There are several limitations in this study. First, the suggested molecular mechanism by which Chlorella are thought to exert their effect was not directly determined. Despite this limitation, however, our findings raised the possibility that the effects of Chlorella on the inhibition of intestinal absorption of both dietary and endogenous lipids may have caused the serum lipid profile changes. Another limitation of this study is that there was no more biochemical data to show the localization of carotenoids in lipoproteins. Future studies are warranted to prove these initial findings.
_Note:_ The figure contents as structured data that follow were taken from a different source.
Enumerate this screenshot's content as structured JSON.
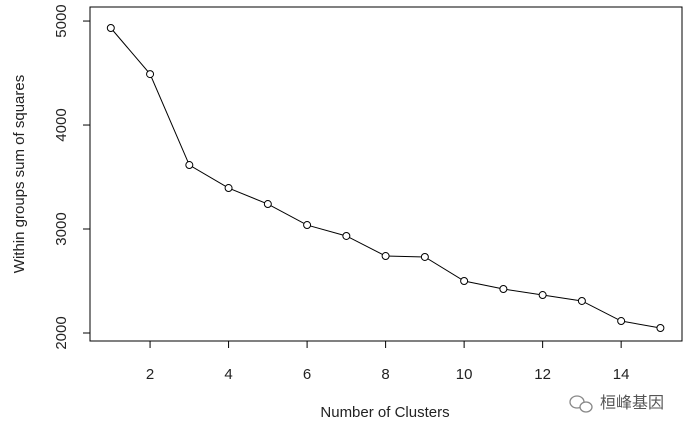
{
  "chart_data": {
    "type": "line",
    "xlabel": "Number of Clusters",
    "ylabel": "Within groups sum of squares",
    "x": [
      1,
      2,
      3,
      4,
      5,
      6,
      7,
      8,
      9,
      10,
      11,
      12,
      13,
      14,
      15
    ],
    "values": [
      4933,
      4490,
      3615,
      3394,
      3240,
      3038,
      2933,
      2740,
      2731,
      2500,
      2423,
      2365,
      2308,
      2115,
      2048
    ],
    "color": "#000000",
    "xlim": [
      0.47,
      15.55
    ],
    "xticks": [
      2,
      4,
      6,
      8,
      10,
      12,
      14
    ],
    "ylim": [
      1923,
      5135
    ],
    "yticks": [
      2000,
      3000,
      4000,
      5000
    ]
  },
  "watermark": "桓峰基因"
}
The present study revealed that Chlorella appears to have beneficial health effects on the serum lipid profiles of mildly hypercholesterolemic subjects at least in part via improvement of serum carotenoid profiles. Our findings also suggest that possible effects of Chlorella on serum lipids might be caused by a suppression of intestinal lipid absorption attributable to increased levels of highly polar carotenoids from Chlorella. Although further studies are required to determine the direct effects of Chlorella for the absorptions of dietary lipids, the results of this study provide evidence to previous observations, which suggest that Chlorella should be included on the list for recommending heart-healthy dietary supplements.